The FAIR SHARE Index shows how well or poorly women are represented in leadership based on our criteria for a FAIR SHARE (see FAQ). It takes into account:
If there are at least 50% of women on all organisational levels (the average representation gap, across overall staffing, senior management and Boards) and if there is a difference between the share of women in the total workforce and women in leadership (the FAIR SHARE Gap).
Both gaps are added to calculate the FAIR SHARE Index.
The lower the index, the more fairly women are represented in leadership. The perfect Index would be “0” but to acknowledge fluctuations in staff, we defined an index below 15 as a desirable FAIR SHARE.
However, calculating the index as described above meant organisations with more women leaders than the share of women staff received a negative score, and the higher the proportion of women leaders, the worse this score would be. For example, an organisation made up of 40% women staff and 60% women leaders would be penalised for this gap, even though it actually indicates a positive shift from the norm and a willingness to go beyond the minimum benchmark of 50/50.
In 2021 we therefore adjusted the formula to ensure that a FAIR SHARE gap in favour of women (more women leaders than their share of staff) would not be penalised in the same way as a FAIR SHARE gap in favour of men (more male leaders than their share of staff). We do this by applying a 50% correction to the score of such organisations.
Our vision is not that eventually all organisations are fully led by women. However, given that for so long the norm has been that men dominate the ranks at all levels, we understand gender dynamics skewed towards women as part of the process towards gender equality.
We answer further questions about our work in our FAQ.
The FAIR SHARE Monitor is an exciting project with enormous potential and added value for our sector – and at the same time a complex challenge in terms of data analysis, technical design, implementation and further development. We are therefore grateful to have knowledgeable and energetic supporters at our side, with whom we can realise the FAIR SHARE Monitor.
Allen Gunn is Executive Director of Aspiration in San Francisco, USA, and works to help NGOs, activists, foundations and technologists make more effective use of technology for social change.
Gunner has worked in numerous technology environments from NGO to Silicon Valley start-up to college faculty to large corporation, serving in senior management, engineering, teaching and volunteer roles.
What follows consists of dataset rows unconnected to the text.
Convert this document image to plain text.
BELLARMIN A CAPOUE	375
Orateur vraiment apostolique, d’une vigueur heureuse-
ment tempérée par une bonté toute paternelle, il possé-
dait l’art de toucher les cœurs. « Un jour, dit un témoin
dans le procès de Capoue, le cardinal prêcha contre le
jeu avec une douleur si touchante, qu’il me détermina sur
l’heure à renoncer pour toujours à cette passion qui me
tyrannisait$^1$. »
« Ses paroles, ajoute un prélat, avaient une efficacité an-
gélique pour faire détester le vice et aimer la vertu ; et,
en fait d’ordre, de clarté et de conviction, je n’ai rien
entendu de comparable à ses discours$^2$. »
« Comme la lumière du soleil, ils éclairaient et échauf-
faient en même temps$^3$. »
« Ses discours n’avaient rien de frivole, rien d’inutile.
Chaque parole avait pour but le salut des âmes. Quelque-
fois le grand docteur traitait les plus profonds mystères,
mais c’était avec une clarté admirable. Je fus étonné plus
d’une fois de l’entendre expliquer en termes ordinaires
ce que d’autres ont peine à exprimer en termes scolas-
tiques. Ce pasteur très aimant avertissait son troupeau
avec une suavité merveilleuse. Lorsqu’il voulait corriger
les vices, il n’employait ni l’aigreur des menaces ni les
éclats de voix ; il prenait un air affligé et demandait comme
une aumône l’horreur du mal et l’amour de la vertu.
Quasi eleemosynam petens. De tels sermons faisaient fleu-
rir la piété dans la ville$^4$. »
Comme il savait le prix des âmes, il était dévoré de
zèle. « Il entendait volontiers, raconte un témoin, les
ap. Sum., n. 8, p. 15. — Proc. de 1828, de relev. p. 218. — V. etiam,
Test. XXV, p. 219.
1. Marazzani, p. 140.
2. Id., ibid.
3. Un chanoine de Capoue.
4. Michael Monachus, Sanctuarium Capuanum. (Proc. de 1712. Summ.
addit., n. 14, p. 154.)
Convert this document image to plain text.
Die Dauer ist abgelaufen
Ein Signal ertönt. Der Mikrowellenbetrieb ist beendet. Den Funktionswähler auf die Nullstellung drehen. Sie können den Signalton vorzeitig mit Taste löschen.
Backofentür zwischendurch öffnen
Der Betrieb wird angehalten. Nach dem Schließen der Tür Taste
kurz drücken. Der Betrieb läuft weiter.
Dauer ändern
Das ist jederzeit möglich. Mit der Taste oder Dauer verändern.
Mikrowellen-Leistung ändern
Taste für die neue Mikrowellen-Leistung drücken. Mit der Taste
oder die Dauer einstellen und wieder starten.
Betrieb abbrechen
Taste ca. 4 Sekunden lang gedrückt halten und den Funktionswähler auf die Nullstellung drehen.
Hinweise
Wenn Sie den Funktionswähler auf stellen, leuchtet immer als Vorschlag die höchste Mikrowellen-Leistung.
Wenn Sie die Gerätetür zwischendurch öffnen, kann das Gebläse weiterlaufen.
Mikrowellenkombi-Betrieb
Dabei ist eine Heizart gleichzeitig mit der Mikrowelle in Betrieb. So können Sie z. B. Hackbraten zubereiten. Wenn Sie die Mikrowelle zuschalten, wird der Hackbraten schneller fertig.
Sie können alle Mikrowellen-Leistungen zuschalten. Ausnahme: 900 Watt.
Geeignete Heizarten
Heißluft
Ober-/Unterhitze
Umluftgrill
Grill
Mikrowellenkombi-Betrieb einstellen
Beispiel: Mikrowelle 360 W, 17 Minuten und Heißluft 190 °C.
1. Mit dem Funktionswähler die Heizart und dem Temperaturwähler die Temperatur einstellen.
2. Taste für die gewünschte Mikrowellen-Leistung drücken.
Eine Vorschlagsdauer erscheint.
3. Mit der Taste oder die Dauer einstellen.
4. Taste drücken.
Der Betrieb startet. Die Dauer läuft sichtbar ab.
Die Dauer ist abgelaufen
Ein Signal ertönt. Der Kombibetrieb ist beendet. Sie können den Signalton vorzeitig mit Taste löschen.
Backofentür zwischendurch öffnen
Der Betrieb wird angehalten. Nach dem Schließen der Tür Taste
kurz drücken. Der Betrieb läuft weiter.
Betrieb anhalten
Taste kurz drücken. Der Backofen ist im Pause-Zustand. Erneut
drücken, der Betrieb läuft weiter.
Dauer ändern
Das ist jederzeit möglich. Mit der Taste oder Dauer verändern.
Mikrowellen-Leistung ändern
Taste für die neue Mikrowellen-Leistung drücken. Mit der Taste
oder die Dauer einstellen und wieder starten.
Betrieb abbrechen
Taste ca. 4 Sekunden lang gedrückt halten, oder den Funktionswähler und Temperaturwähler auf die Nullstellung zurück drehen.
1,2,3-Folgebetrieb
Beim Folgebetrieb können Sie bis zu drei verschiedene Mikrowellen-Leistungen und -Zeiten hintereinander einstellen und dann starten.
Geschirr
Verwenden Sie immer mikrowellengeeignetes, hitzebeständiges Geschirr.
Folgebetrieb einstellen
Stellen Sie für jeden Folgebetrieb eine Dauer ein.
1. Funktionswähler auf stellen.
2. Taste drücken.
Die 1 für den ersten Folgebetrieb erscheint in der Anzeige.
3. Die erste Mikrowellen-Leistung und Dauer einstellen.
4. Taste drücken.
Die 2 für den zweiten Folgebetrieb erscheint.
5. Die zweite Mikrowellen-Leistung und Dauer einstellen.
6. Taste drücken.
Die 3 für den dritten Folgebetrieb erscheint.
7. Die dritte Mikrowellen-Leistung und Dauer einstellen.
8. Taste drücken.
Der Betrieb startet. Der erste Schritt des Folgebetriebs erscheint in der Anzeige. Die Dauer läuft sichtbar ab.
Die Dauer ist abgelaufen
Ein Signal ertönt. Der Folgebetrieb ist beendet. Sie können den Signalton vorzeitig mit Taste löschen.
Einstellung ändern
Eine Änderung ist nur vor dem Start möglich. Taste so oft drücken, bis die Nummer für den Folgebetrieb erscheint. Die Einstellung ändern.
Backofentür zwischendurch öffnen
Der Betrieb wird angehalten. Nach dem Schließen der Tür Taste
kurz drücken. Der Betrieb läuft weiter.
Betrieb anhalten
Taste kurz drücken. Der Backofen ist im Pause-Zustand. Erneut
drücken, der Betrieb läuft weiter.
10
He is an experienced strategist, mentor and facilitator with a passion for designing collaborative open learning processes, and he believes in melding hard work with serious fun.
Garret O’Connell is a data scientist from Ireland interested in applying data analytic methods (e.g. causal inference, forecasting, ML) to problems in the civil society and non-profit sectors. He volunteers with CorrelAid, a non-partisan, non-profit network that enables data scientists to use their skills for the common good and helps social organisations increase their impact on society through pro bono (Data4Good) projects.
Jay Goulden is a consultant on program strategy and innovation based in the UK. Since 2017 he has served as Head of Knowledge Management & Learning for the CARE International Secretariat’s Programs team, where he is responsible for coordinating the collection, aggregation and sense-making of CARE’s global impact evidence. Prior to working in CARE, Jay worked for several international and local NGOs in the UK and Central America, including Oxfam, Christian Aid, and International Alert.